Steady-shear-enhanced microdiffusion with multiple time scales of confined, mesoscopic, two-dimensional dusty-plasma liquids

We experimentally investigate the multitime scale diffusion and the spatiotemporal behaviors of the degrees of enhancement for the longitudinal and the transverse diffusions in a confined mesoscopic quasi-two-dimensional dusty-plasma liquid sheared by two parallel counterpropagating laser beams. The steady external drive directly enhances the longitudinal cooperative hopping, associated with the shear bands that have high shear rate near boundaries. It drastically excites the slow hopping modes to high fluctuation level in the outer band region, accompanied by the enhanced superdiffusion.
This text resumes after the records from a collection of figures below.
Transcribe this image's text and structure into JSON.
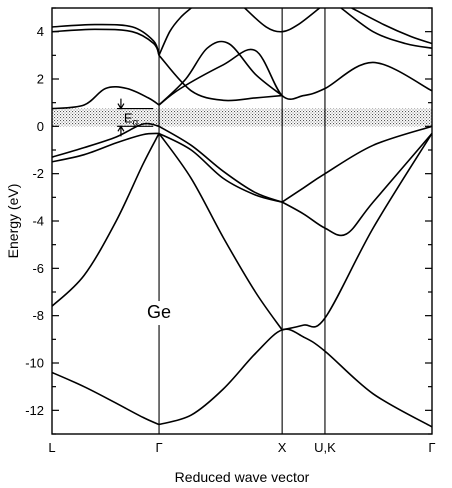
{
  "chart_data": {
    "type": "line",
    "title": "",
    "xlabel": "Reduced wave vector",
    "ylabel": "Energy (eV)",
    "ylim": [
      -13,
      5
    ],
    "yticks": [
      4,
      2,
      0,
      -2,
      -4,
      -6,
      -8,
      -10,
      -12
    ],
    "ytick_labels": [
      "4",
      "2",
      "0",
      "-2",
      "-4",
      "-6",
      "-8",
      "-10",
      "-12"
    ],
    "k_points": [
      {
        "label": "L",
        "x": 0.0
      },
      {
        "label": "Γ",
        "x": 1.0
      },
      {
        "label": "X",
        "x": 2.15
      },
      {
        "label": "U,K",
        "x": 2.55
      },
      {
        "label": "Γ",
        "x": 3.55
      }
    ],
    "annotations": [
      {
        "text": "Ge",
        "x": 1.0,
        "y": -8.1
      },
      {
        "text": "Eg",
        "x": 0.7,
        "y": 0.35
      }
    ],
    "band_gap": {
      "from": 0.0,
      "to": 0.75,
      "label": "Eg"
    },
    "series": [
      {
        "x": [
          0,
          0.3,
          0.6,
          0.85,
          1.0
        ],
        "y": [
          -10.4,
          -11.0,
          -11.7,
          -12.3,
          -12.6
        ]
      },
      {
        "x": [
          1.0,
          1.3,
          1.6,
          1.9,
          2.15,
          2.35,
          2.55,
          3.0,
          3.55
        ],
        "y": [
          -12.6,
          -12.2,
          -11.1,
          -9.6,
          -8.6,
          -8.9,
          -9.5,
          -11.3,
          -12.7
        ]
      },
      {
        "x": [
          0,
          0.3,
          0.6,
          0.85,
          1.0
        ],
        "y": [
          -7.6,
          -6.3,
          -4.0,
          -1.6,
          -0.3
        ]
      },
      {
        "x": [
          1.0,
          1.3,
          1.6,
          1.9,
          2.15
        ],
        "y": [
          -0.3,
          -2.2,
          -4.7,
          -7.0,
          -8.6
        ]
      },
      {
        "x": [
          2.15,
          2.35,
          2.55,
          3.0,
          3.55
        ],
        "y": [
          -8.6,
          -8.4,
          -8.1,
          -4.3,
          -0.3
        ]
      },
      {
        "x": [
          0,
          0.3,
          0.6,
          0.85,
          1.0
        ],
        "y": [
          -1.5,
          -1.2,
          -0.7,
          -0.35,
          -0.3
        ]
      },
      {
        "x": [
          1.0,
          1.3,
          1.6,
          1.9,
          2.15
        ],
        "y": [
          -0.3,
          -1.0,
          -2.2,
          -2.9,
          -3.2
        ]
      },
      {
        "x": [
          2.15,
          2.35,
          2.55,
          2.75,
          3.0,
          3.55
        ],
        "y": [
          -3.2,
          -3.7,
          -4.3,
          -4.55,
          -3.2,
          -0.3
        ]
      },
      {
        "x": [
          0,
          0.3,
          0.6,
          0.85,
          1.0
        ],
        "y": [
          -1.3,
          -0.9,
          -0.45,
          0.1,
          0.0
        ]
      },
      {
        "x": [
          1.0,
          1.3,
          1.6,
          1.9,
          2.15
        ],
        "y": [
          0.0,
          -0.8,
          -1.9,
          -2.8,
          -3.2
        ]
      },
      {
        "x": [
          2.15,
          2.35,
          2.55,
          3.0,
          3.55
        ],
        "y": [
          -3.2,
          -2.6,
          -2.0,
          -0.8,
          0.0
        ]
      },
      {
        "x": [
          0,
          0.3,
          0.5,
          0.7,
          0.9,
          1.0
        ],
        "y": [
          0.75,
          0.9,
          1.6,
          1.6,
          1.2,
          0.9
        ]
      },
      {
        "x": [
          1.0,
          1.25,
          1.45,
          1.65,
          1.9,
          2.15
        ],
        "y": [
          0.9,
          2.0,
          3.3,
          3.5,
          2.2,
          1.3
        ]
      },
      {
        "x": [
          1.0,
          1.2,
          1.6,
          1.9,
          2.15,
          2.35,
          2.55,
          3.0,
          3.55
        ],
        "y": [
          0.9,
          1.6,
          2.6,
          3.2,
          1.3,
          1.3,
          1.6,
          2.7,
          1.5
        ]
      },
      {
        "x": [
          1.0,
          1.3,
          1.6,
          1.9,
          2.15
        ],
        "y": [
          3.0,
          1.5,
          1.1,
          1.2,
          1.3
        ]
      },
      {
        "x": [
          0,
          0.4,
          0.75,
          0.95,
          1.0
        ],
        "y": [
          4.2,
          4.3,
          4.2,
          3.6,
          3.0
        ]
      },
      {
        "x": [
          0,
          0.4,
          0.75,
          0.95,
          1.0
        ],
        "y": [
          4.0,
          4.1,
          4.0,
          3.5,
          3.0
        ]
      },
      {
        "x": [
          1.0,
          1.1,
          1.2,
          1.3
        ],
        "y": [
          3.0,
          4.0,
          4.6,
          5.0
        ]
      },
      {
        "x": [
          1.8,
          2.0,
          2.15,
          2.3,
          2.5
        ],
        "y": [
          5.0,
          4.2,
          4.0,
          4.3,
          5.0
        ]
      },
      {
        "x": [
          2.8,
          3.1,
          3.35,
          3.55
        ],
        "y": [
          5.0,
          4.3,
          3.8,
          3.5
        ]
      },
      {
        "x": [
          2.7,
          3.0,
          3.3,
          3.55
        ],
        "y": [
          5.0,
          4.0,
          3.5,
          3.3
        ]
      }
    ]
  }
}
Through cascaded many-body interaction, the excitation flows from the outer region toward the center region, from the longitudinal modes to the transverse mode, and from the slow hopping modes to the fast caging modes, which are in better contact with the thermal bath. It causes the weaker enhancement of fluctuation level, and diffusion for the center region and the fast modes. The boundary confinement further breaks the system symmetry and enhances anisotropy. It has much stronger effect on the suppression of the transverse hopping modes than the longitudinal hopping mode. The degrees of enhancement of the fluctuations by the shear stress are highly anisotropic for the large amplitude slow modes, especially in the outer region but are more isotropic in the inner band.